Eski Çağ Ankara'sında Aphrodite Kültü

Ankara'nın Eski Çağ tarihinin bir kolunu da din tarihi teşkil eder. Önemli ve ilgi çekici olan bu bölümü aydınlatmak için, Eski Çağ yazarlarının eserlerinde hiçbir kayıt mevcut değildir. Bu sebepten Ankara’nın din tarihini incelemek istediğimiz zaman ilk elden kaynaklara, yani yazıt ve sikkelere başvurmamız gerekmektedir. Bu husustaki yazıt malzemesinin az ve yetersiz olmasına karşılık, Ankara'nın tanrı ve tanrıçalarını bize çeşitli şekil ve karakterde aksettiren sikkeler çok ve çeşitlidir, öyle ki bu malzeme sayesinde şehrin bütün panteonunu tesbit etmek ve hattâ bu tanrı ve tanrıçaların hangi kültür tabakalarına ait olduklarını da ortaya koymak mümkün olmaktadır. Bu konu şimdiye kadar ayrı bir şekilde ele alınarak işlenmiş değildir. Fakat bu konu ile ilgili genel bilgiyi, şehrin tarihini etraflı olarak araştırmış bulunan Prof. Afif Erzen'in "İlk Çağda Ankara" adlı kitabında bulmak mümkündür. Bizim bu yazı ile açıklamak istediğimiz husus ise, "Eski Çağ Ankarasında Aphrodite kültü" meselesidir. Adına ne Ankara hakkında bilgi veren Eski çağ tarihçilerinde, ne de bu şehre ait yazıtlarda hiç rastlamadığımız bu tanrıçaya Ankara'da da ibadet edilmiştir ki, bunu Aphrodite'nin sikkeler üzerindeki tasvirlerinden anlamaktayız.

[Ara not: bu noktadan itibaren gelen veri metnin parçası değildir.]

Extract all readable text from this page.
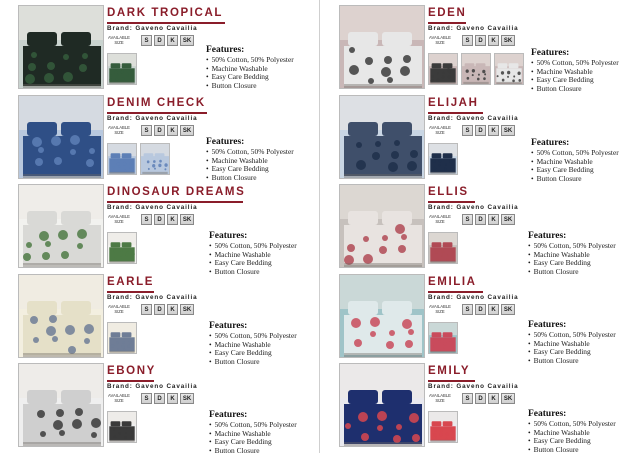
DARK TROPICAL
Brand: Gaveno Cavailia
AVAILABLE SIZE	S	D	K	SK
Features:
• 50% Cotton, 50% Polyester
• Machine Washable
• Easy Care Bedding
• Button Closure
DENIM CHECK
Brand: Gaveno Cavailia
AVAILABLE SIZE	S	D	K	SK
Features:
• 50% Cotton, 50% Polyester
• Machine Washable
• Easy Care Bedding
• Button Closure
DINOSAUR DREAMS
Brand: Gaveno Cavailia
AVAILABLE SIZE	S	D	K	SK
Features:
• 50% Cotton, 50% Polyester
• Machine Washable
• Easy Care Bedding
• Button Closure
EARLE
Brand: Gaveno Cavailia
AVAILABLE SIZE	S	D	K	SK
Features:
• 50% Cotton, 50% Polyester
• Machine Washable
• Easy Care Bedding
• Button Closure
EBONY
Brand: Gaveno Cavailia
AVAILABLE SIZE	S	D	K	SK
Features:
• 50% Cotton, 50% Polyester
• Machine Washable
• Easy Care Bedding
• Button Closure
EDEN
Brand: Gaveno Cavailia
AVAILABLE SIZE	S	D	K	SK
Features:
• 50% Cotton, 50% Polyester
• Machine Washable
• Easy Care Bedding
• Button Closure
ELIJAH
Brand: Gaveno Cavailia
AVAILABLE SIZE	S	D	K	SK
Features:
• 50% Cotton, 50% Polyester
• Machine Washable
• Easy Care Bedding
• Button Closure
ELLIS
Brand: Gaveno Cavailia
AVAILABLE SIZE	S	D	K	SK
Features:
• 50% Cotton, 50% Polyester
• Machine Washable
• Easy Care Bedding
• Button Closure
EMILIA
Brand: Gaveno Cavailia
AVAILABLE SIZE	S	D	K	SK
Features:
• 50% Cotton, 50% Polyester
• Machine Washable
• Easy Care Bedding
• Button Closure
EMILY
Brand: Gaveno Cavailia
AVAILABLE SIZE	S	D	K	SK
Features:
• 50% Cotton, 50% Polyester
• Machine Washable
• Easy Care Bedding
• Button Closure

Araştırmalarımıza esas teşkil eden ve hepsi Roma İmparatorluk devrine ait olan sikkelerin sayısı ancak dörttür ve bunlar iki kısımda toplanmaktadır: 1- Bu sikkelerde Aphrodite, arkeolojide Anadiyomene adı verilen Aphrodite tipine bağlı bir tip şeklinde, 2- Bir unikum olan ve Viyana meskûkat kolleksiyonunda saklanmakta bulunan sikkede olduğu gibi, yüzen bir Aphrodite şeklinde görünmektedir.